Saturday, January 27, 2007

Free time kills me, keep me busy.

January 23, 2007

8:00 AM

This past week I had talked to my school and decided that I was going to take a few days to recoup from IST and to try and do some research for projects that are coming up (grants, summer camps, and events at my school). I did a little bit of this; but really, for the past week I kind of just treaded water. I did a little research, did some personal reading, and made a poster board for a lesson review at school. But overall, the presence of too much free time once again proved to do nothing but depress me and drag me down.

It was not until I made it to school yesterday and realized that I need to be busy, I need to be working to keep my mind churning. It was kind of sad, because during one of my lessons yesterday it suddenly hit, my dream of buying a house in the mountains of Colorado to escape and become a writer will never be possible. I would not be able to write anything. Complete solitude just bogs me down and refuses to allow my mind to completely get in motion.

Now I don’t know if this is a fault or a blessing; I wish I could lock myself away in my room for a few days and disappear with a collection of great poetry or have an entire grant proposal written. I have now resided myself to the fact that this is not who I am. Obviously, living in a small village in a small Central Asian country has its own forms of solitude. But still in the world of solitude that I am sometimes forced to live in my village, there is still inspiration all around. My host family, crazy as they may be, many times have dove deep into my heart and returned with a shared part of everything I am. Walking around the village and meeting people to see to the universal smile or seeing children running around in the middle of January playing soccer always gets my emotions firing.

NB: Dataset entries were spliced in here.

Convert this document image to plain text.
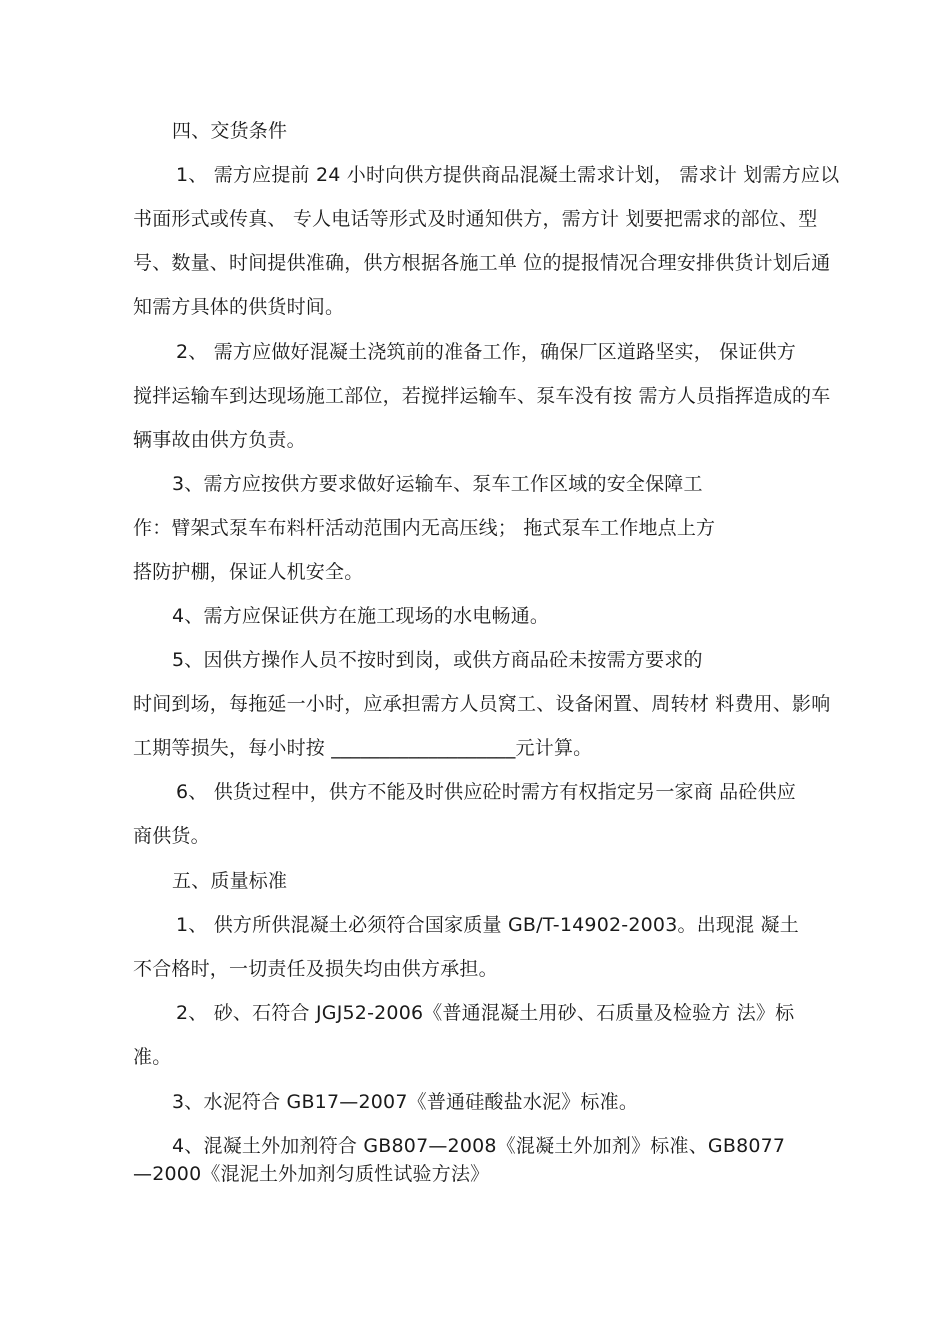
四、交货条件
1、 需方应提前 24 小时向供方提供商品混凝土需求计划， 需求计 划需方应以
书面形式或传真、 专人电话等形式及时通知供方，需方计 划要把需求的部位、型
号、数量、时间提供准确，供方根据各施工单 位的提报情况合理安排供货计划后通
知需方具体的供货时间。
2、 需方应做好混凝土浇筑前的准备工作，确保厂区道路坚实， 保证供方
搅拌运输车到达现场施工部位，若搅拌运输车、泵车没有按 需方人员指挥造成的车
辆事故由供方负责。
3、需方应按供方要求做好运输车、泵车工作区域的安全保障工
作：臂架式泵车布料杆活动范围内无高压线； 拖式泵车工作地点上方
搭防护棚，保证人机安全。
4、需方应保证供方在施工现场的水电畅通。
5、因供方操作人员不按时到岗，或供方商品砼未按需方要求的
时间到场，每拖延一小时，应承担需方人员窝工、设备闲置、周转材 料费用、影响
工期等损失，每小时按 ___________________元计算。
6、 供货过程中，供方不能及时供应砼时需方有权指定另一家商 品砼供应
商供货。
五、质量标准
1、 供方所供混凝土必须符合国家质量 GB/T-14902-2003。出现混 凝土
不合格时，一切责任及损失均由供方承担。
2、 砂、石符合 JGJ52-2006《普通混凝土用砂、石质量及检验方 法》标
准。
3、水泥符合 GB17—2007《普通硅酸盐水泥》标准。
4、混凝土外加剂符合 GB807—2008《混凝土外加剂》标准、GB8077
—2000《混泥土外加剂匀质性试验方法》
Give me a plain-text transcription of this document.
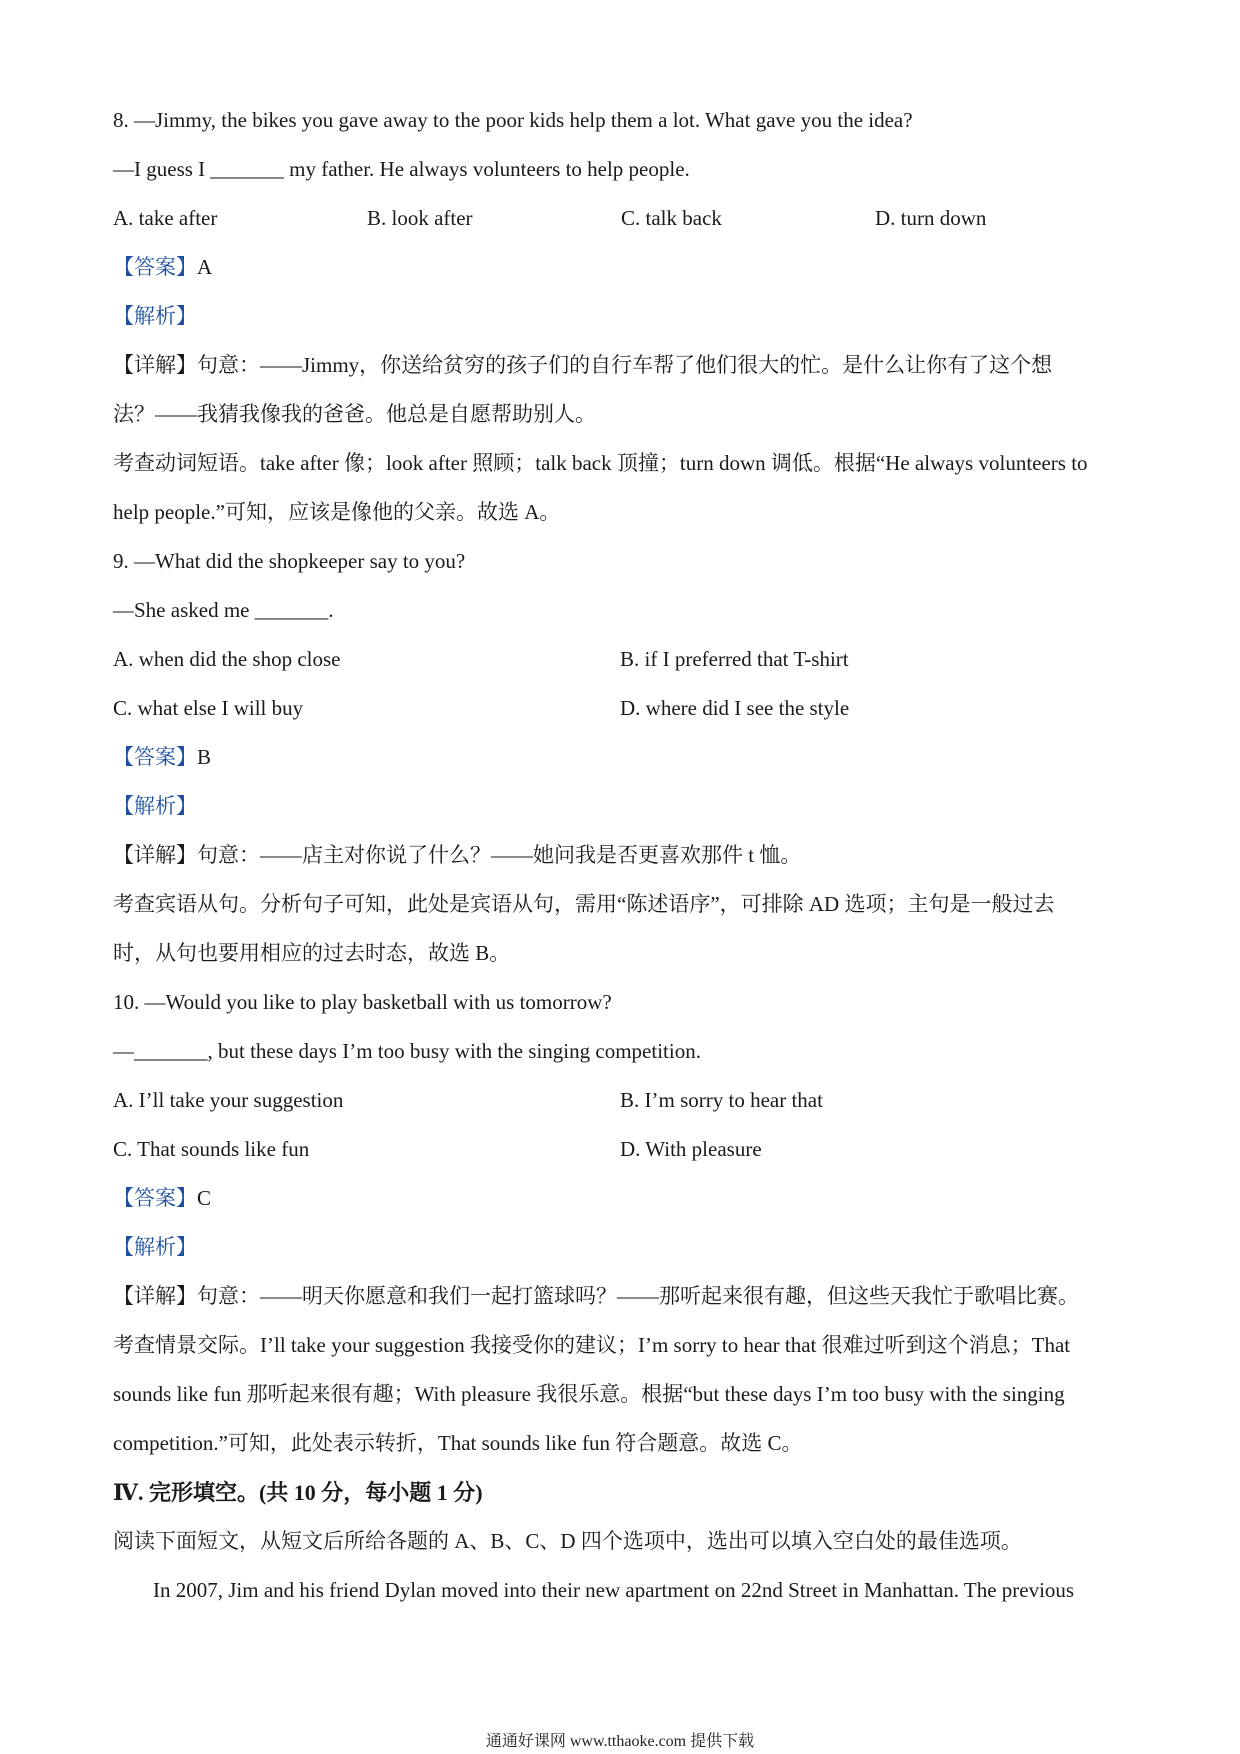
8. —Jimmy, the bikes you gave away to the poor kids help them a lot. What gave you the idea?
—I guess I _______ my father. He always volunteers to help people.
A. take after	B. look after	C. talk back	D. turn down
【答案】A
【解析】
【详解】句意：——Jimmy，你送给贫穷的孩子们的自行车帮了他们很大的忙。是什么让你有了这个想
法？——我猜我像我的爸爸。他总是自愿帮助别人。
考查动词短语。take after 像；look after 照顾；talk back 顶撞；turn down 调低。根据“He always volunteers to
help people.”可知，应该是像他的父亲。故选 A。
9. —What did the shopkeeper say to you?
—She asked me _______.
A. when did the shop close	B. if I preferred that T-shirt
C. what else I will buy	D. where did I see the style
【答案】B
【解析】
【详解】句意：——店主对你说了什么？——她问我是否更喜欢那件 t 恤。
考查宾语从句。分析句子可知，此处是宾语从句，需用“陈述语序”，可排除 AD 选项；主句是一般过去
时，从句也要用相应的过去时态，故选 B。
10. —Would you like to play basketball with us tomorrow?
—_______, but these days I’m too busy with the singing competition.
A. I’ll take your suggestion	B. I’m sorry to hear that
C. That sounds like fun	D. With pleasure
【答案】C
【解析】
【详解】句意：——明天你愿意和我们一起打篮球吗？——那听起来很有趣，但这些天我忙于歌唱比赛。
考查情景交际。I’ll take your suggestion 我接受你的建议；I’m sorry to hear that 很难过听到这个消息；That
sounds like fun 那听起来很有趣；With pleasure 我很乐意。根据“but these days I’m too busy with the singing
competition.”可知，此处表示转折，That sounds like fun 符合题意。故选 C。
Ⅳ. 完形填空。(共 10 分，每小题 1 分)
阅读下面短文，从短文后所给各题的 A、B、C、D 四个选项中，选出可以填入空白处的最佳选项。
In 2007, Jim and his friend Dylan moved into their new apartment on 22nd Street in Manhattan. The previous
通通好课网 www.tthaoke.com 提供下载
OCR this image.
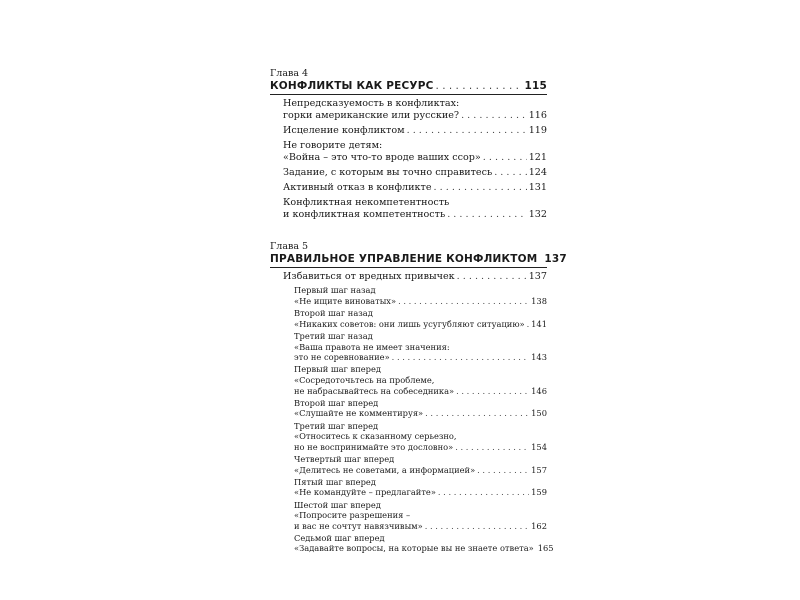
Глава 4

КОНФЛИКТЫ КАК РЕСУРС . . .	115
Непредсказуемость в конфликтах:
горки американские или русские? . . .	116
Исцеление конфликтом . . .	119
Не говорите детям:
«Война – это что-то вроде ваших ссор» . . .	121
Задание, с которым вы точно справитесь . . .	124
Активный отказ в конфликте . . .	131
Конфликтная некомпетентность
и конфликтная компетентность . . .	132

Глава 5

ПРАВИЛЬНОЕ УПРАВЛЕНИЕ КОНФЛИКТОМ 137
Избавиться от вредных привычек . . .	137
Первый шаг назад
«Не ищите виноватых» . . .	138
Второй шаг назад
«Никаких советов: они лишь усугубляют ситуацию» . . . 141
Третий шаг назад
«Ваша правота не имеет значения:
это не соревнование» . . .	143
Первый шаг вперед
«Сосредоточьтесь на проблеме,
не набрасывайтесь на собеседника» . . .	146
Второй шаг вперед
«Слушайте не комментируя» . . .	150
Третий шаг вперед
«Относитесь к сказанному серьезно,
но не воспринимайте это дословно» . . .	154
Четвертый шаг вперед
«Делитесь не советами, а информацией» . . .	157
Пятый шаг вперед
«Не командуйте – предлагайте» . . .	159
Шестой шаг вперед
«Попросите разрешения –
и вас не сочтут навязчивым» . . .	162
Седьмой шаг вперед
«Задавайте вопросы, на которые вы не знаете ответа» 165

And yesterday, I realized more than I have ever known before that teaching is my path. My four classes yesterday had their usual mishaps and realizations that the majority of my students did not retain the last quarter’s lessons (an issue that I have taken large responsibility for). But above all of the simple problems, I had an incredible day. For the first time I began to see into the hearts of my students. I saw beyond their short presence in my classroom and saw them for everything they are.

As the day wore on it hit me, these students are some of the best inspiration I have ever experienced. There is so much future in the souls of the children that I teach and it hurts me that I never took the true step back to look at them. I caught myself a few times yesterday staring at some of my worst students and smiling; I suddenly saw everything they are capable of and saw way beyond the borders of my English lessons.

It has crossed my mind a few times last quarter that many of these students will never use English once they finish school. Still, the realization beyond that thought never really set in. Yesterday it hit me in a very important way; these students are my teachers and I am theirs. No matter whether I am teaching them English, History, or Physical Education, I have a responsibility to them. I owe it to them to help them find what they all possess, but have not yet found the means to use to its full potential: their minds.

Sounds kind of cheesy, but I am no different that any other teacher on this planet. I have a set of students that show up every day. Some want to be in the classroom, others are there because they have to; nonetheless, I have their audience, and I may as well use it to impart upon them the lessons that were once given to me.

Of course, having to search within the lessons I’ve learned, in order to pass on to them becomes a lesson in itself. A lesson that forces me to rethink much of what I have learned, and thus becomes an inspiration to search deeper and beyond what I have learned. Searching within myself to teach is a journey that has so many unknown paths that teaching essentially becomes learning for me.

I still want to be a writer one day, but the world is my inspiration. I want to be a teacher one day, and my students are an inspiration for this. My inspirations, my driving forces, are part of the mural I live in everyday. When these inspirations take full blossom, that is when my mind has the courage to look beyond the mural to search for the painter.


To end, a quote from a recent book I finished entitled Narcissus and Goldmund by Hermann Hesse:

“Discovering in every man that which distinguishes him from others is to know him.”